En su reciente visita a España el presidente chileno, Sebastián Piñera, declaraba que en lo económico Bolsonaro apuntaba en la buena dirección, separando lo social de tal apreciación. Tal separación es intrínsecamente espuria. En los tiempos que corren todo lo económico es social, y viceversa. El credo neoliberal ha insistido como martillo pilón que cada ciudadano debe buscarse el bienestar social por su cuenta. Los negocios no deberían ocuparse de tales fruslerías colaterales. Resulta que semejante falacia de división entre lo económico y lo social es también patrocinada por Paulo Guedes, el consejero áulico de Bolsonaro.

Guedes propone, por ejemplo, reformar las pensiones cambiando el sistema actual de reparto (que distribuye las pensiones con lo que se ingresa por las cotizaciones de los trabajadores activos) por uno de capitalización (cada trabajador ahorraría, e invertiría en Bolsa, para obtener eventualmente su propia pensión). Pero no explica con qué recursos haría esa transición. ¿Les suena a ustedes semejante cantinela, ya ensayada desastrosamente en el Chile con las recetas de los llamados Chicago Boys?

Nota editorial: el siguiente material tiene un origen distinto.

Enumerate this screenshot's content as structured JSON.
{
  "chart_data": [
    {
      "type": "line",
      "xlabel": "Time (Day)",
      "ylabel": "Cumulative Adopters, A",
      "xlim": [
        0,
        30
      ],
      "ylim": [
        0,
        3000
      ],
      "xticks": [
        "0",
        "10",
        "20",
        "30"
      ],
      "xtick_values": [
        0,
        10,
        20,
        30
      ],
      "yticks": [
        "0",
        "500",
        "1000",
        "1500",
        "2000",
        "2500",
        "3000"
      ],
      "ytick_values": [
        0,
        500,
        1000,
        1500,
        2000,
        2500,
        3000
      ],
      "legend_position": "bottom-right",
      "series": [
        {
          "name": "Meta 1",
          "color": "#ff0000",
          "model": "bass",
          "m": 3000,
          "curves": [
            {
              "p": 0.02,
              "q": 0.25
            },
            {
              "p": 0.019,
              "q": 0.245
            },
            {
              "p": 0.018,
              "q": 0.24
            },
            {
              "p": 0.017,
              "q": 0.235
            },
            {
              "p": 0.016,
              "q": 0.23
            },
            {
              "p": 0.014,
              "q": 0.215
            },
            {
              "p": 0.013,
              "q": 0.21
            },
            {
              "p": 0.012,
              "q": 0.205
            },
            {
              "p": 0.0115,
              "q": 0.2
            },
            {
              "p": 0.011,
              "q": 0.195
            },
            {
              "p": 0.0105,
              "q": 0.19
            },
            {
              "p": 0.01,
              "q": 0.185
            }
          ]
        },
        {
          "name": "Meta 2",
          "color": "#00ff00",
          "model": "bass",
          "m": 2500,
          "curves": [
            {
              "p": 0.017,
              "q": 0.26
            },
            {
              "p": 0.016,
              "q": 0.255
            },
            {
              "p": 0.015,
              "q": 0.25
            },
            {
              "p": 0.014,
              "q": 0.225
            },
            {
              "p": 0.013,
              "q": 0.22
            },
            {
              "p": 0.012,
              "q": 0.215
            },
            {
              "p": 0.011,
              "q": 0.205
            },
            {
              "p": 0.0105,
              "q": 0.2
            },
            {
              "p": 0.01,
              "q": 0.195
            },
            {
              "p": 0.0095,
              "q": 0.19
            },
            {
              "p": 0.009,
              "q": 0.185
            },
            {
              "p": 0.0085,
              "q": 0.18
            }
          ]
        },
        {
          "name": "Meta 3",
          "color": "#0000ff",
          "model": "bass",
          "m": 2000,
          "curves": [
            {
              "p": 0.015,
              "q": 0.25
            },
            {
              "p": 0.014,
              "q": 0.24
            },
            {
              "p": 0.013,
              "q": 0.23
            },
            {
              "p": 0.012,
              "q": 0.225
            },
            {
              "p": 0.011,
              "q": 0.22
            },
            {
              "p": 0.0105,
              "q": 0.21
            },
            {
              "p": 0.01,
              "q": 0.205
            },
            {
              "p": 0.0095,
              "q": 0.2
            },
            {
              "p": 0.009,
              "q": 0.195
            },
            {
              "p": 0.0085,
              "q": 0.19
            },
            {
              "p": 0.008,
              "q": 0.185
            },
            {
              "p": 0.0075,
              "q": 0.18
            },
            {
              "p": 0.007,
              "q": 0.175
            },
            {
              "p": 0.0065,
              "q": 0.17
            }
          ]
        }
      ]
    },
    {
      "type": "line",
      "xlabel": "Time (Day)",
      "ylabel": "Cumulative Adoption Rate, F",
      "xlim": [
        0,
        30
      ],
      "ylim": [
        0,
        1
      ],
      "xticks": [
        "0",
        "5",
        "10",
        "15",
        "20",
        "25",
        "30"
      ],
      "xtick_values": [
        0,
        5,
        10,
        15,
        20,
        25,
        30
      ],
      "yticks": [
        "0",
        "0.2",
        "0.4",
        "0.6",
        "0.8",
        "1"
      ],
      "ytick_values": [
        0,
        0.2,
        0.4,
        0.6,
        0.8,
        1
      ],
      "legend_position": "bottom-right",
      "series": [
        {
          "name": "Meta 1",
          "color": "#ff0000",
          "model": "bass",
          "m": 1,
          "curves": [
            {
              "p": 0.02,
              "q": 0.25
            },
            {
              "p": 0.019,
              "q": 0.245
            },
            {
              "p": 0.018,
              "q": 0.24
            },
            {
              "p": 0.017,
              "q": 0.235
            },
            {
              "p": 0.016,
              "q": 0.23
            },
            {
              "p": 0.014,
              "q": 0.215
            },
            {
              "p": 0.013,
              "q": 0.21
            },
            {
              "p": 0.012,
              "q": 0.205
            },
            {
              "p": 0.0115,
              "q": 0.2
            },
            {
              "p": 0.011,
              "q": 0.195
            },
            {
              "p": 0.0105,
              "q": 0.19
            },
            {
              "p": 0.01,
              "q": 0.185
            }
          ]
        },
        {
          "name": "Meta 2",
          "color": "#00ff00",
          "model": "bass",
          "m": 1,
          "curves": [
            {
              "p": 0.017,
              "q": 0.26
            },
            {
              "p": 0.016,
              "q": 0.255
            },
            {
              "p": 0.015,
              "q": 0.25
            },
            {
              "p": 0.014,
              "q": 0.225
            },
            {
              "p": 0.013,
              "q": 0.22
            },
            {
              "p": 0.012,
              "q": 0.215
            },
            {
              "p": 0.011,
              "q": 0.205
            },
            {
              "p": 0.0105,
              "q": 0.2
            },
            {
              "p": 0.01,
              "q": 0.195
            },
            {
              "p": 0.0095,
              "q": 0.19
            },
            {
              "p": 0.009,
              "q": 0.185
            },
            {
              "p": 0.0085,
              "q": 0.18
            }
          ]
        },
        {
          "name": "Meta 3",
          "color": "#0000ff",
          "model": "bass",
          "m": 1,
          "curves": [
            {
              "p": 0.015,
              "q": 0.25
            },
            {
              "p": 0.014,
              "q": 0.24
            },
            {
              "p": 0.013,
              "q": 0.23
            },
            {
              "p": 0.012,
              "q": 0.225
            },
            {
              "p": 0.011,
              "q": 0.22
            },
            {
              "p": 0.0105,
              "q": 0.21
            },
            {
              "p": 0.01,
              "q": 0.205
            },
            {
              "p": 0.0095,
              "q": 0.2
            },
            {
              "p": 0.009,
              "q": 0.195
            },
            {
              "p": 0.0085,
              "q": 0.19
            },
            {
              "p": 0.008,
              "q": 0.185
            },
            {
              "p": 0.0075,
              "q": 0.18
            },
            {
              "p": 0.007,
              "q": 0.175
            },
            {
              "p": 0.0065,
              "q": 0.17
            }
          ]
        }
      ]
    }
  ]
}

Es precisamente la íntima comunión entre lo social y lo económico la legitimadora de nuestro legitimado Modelo Social Europeo. Éste, emparedado entre las alternativas de la remercantilización individualista anglo-norteamericana y el dumping social de las llamadas economías emergentes, se debate pugnando por la supervivencia de su emblema institucional por excelencia: el Estado del Bienestar.

Hace unos días el preclaro científico social, Manuel Castells, hacía un llamado a los intelectuales de todo el mundo para que militaran activamente contra la elección de Bolsonaro como presidente del Brasil. Sólo cabe esperar que, al igual, a como sucedió con el referéndum del Brexit o la elección de Trump, los caprichosos hados de las consultas políticas den la vuelta a los vaticinios de lo que parece una victoria imparable del reaccionarismo infame en el subcontinente latinoamericano.